I was amazed that Mom was so humble and strong that she apologized to me.

This Week’s Story relives American history and the Bible through brief inspiring stories presented on mp3 audio recordings and text for reading.

Please forgive me.

Our bedroom door opened quietly, and Mom came in to say “good-night.” Linda was sleeping. Mom gently kissed her and walked to the bunk beds. Connie was on the bottom and received a kiss and the words, “Good-night, precious.”

Then Mom’s chin was level with my top bunk. She looked at me and said, “Sweetheart, I am sorry for being impatient with you today. Please forgive me.”

I did. I was amazed that Mom was so humble and strong that she apologized to me. I knew her apology was genuine. Daily I saw her desire to love and obey God, and her commitment to love and respect me.

When Mom thought she had acted unfairly, she did not waste time making excuses for herself, even if another person had been unfair to her.

Often, she said, “Keep short sin accounts with God.” She believed that God considers love and obedience more important than pride. When tempers caused hurt, she might say the Bible verse, “Do not let the sun go down on your anger.”

Mom’s practice of humility and respect is a standard that can resolve arguments in public and private affairs. For our country, the United States, to survive as a representative democracy, we need humble respect for each other.

Historically we have agreed to a vision and a government process, based on respect, which has been stated in pamphlets and documents like Thomas Paine’s First Crisis paper, The Declaration of Independence, and the Constitution of the United States.

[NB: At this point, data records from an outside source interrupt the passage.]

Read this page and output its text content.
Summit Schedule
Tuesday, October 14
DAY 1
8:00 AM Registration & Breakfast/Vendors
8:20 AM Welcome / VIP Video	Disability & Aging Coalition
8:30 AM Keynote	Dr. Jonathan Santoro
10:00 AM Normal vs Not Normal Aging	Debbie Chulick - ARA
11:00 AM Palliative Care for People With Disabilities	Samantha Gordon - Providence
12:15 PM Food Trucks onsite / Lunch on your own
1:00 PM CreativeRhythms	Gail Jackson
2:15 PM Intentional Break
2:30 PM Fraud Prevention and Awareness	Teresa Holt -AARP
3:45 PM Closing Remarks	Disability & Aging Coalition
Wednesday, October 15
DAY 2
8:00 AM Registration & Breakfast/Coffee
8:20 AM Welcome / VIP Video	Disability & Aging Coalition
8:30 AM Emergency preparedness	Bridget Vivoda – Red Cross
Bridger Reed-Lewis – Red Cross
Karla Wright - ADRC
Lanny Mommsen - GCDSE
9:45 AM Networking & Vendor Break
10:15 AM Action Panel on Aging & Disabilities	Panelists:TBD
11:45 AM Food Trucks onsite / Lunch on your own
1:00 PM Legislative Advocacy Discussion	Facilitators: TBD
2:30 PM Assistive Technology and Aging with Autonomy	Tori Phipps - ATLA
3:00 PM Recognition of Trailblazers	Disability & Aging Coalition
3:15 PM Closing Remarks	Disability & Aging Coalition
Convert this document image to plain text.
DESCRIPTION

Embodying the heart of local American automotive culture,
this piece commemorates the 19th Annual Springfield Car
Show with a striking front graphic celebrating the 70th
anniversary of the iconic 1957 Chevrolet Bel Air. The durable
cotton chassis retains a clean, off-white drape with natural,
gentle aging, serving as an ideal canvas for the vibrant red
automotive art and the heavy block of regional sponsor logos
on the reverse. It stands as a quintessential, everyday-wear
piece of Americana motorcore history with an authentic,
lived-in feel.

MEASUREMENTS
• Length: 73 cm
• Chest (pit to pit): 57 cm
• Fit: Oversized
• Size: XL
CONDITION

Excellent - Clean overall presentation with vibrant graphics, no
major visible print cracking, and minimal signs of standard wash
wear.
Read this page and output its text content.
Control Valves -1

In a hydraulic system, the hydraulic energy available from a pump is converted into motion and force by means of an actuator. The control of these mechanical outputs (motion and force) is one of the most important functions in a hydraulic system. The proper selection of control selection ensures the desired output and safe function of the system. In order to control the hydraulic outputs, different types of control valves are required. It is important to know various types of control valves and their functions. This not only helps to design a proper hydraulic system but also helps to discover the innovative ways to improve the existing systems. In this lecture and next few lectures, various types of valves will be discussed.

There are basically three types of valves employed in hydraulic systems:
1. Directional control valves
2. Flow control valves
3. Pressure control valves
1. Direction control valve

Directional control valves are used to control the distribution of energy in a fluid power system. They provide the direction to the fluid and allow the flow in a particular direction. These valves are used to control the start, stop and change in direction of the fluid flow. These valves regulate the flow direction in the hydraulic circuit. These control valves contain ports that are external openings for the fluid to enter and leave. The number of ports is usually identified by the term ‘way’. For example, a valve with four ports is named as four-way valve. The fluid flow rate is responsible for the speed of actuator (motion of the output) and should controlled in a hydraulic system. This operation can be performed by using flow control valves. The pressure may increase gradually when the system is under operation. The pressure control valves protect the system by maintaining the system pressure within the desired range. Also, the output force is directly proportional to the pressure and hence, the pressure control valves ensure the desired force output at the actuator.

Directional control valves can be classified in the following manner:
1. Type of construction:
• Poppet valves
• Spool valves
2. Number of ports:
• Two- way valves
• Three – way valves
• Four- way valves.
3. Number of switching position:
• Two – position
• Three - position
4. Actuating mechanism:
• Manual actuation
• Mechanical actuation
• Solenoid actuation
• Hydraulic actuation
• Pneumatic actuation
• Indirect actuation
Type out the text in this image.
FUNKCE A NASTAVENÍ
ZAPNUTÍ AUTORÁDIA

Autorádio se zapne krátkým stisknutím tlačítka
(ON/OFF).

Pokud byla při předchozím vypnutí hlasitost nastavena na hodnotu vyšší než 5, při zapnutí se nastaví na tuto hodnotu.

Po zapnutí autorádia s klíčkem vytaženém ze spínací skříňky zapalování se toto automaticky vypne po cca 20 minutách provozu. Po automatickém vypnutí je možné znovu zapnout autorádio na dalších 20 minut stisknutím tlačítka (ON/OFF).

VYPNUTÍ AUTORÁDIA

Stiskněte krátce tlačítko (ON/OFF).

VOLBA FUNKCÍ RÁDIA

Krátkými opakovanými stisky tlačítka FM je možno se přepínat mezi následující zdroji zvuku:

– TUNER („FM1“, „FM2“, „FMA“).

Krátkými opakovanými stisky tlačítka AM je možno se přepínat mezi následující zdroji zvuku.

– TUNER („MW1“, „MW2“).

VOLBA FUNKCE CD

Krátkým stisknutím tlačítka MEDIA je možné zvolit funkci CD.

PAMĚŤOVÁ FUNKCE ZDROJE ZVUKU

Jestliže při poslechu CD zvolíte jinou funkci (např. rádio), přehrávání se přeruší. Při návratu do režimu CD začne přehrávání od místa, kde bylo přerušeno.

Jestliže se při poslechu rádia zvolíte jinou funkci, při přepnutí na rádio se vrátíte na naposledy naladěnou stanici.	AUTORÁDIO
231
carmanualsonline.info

Rhett Palmer as a seventh grader memorized some of these statements. He shares them now.

From the First Crisis paper by Thomas Paine:

“These are the times that try men’s souls.

The summer soldier and the sunshine patriot

Will, in this crisis, shrink from the service of their country;

But he that stands by it now,

Deserves the love and thanks of man and woman.

Tyranny, like hell, is not easily conquered;

Yet we have this consolation with us,

That the harder the conflict, the more glorious the triumph.

What we obtain too cheap, we esteem too lightly;

It is dearness only that gives every thing its value.

Heaven knows how to put a proper price upon its goods;

And it would be strange indeed

If so celestial an article as FREEDOM should not be highly rated.”

From the Declaration of Independence:

We hold these truths to be self-evident, that all men are created equal, that they are endowed by their Creator with certain unalienable Rights, that among these are Life, Liberty and the pursuit of Happiness.

The Preamble to the Constitution of the United States of America:

“We the People of the United States, in Order to form a more perfect Union, establish Justice, insure domestic Tranquility, provide for the common defence, promote the general Welfare, and secure the Blessings of Liberty to ourselves and our Posterity, do ordain and establish this Constitution for the United States of America.”

My name is Rhett Palmer and I am in the seventh grade. I memorized these famous and important words in the This Week’s Story class I attend.

This is Barbara Steiner. Today, you met my mother in this story.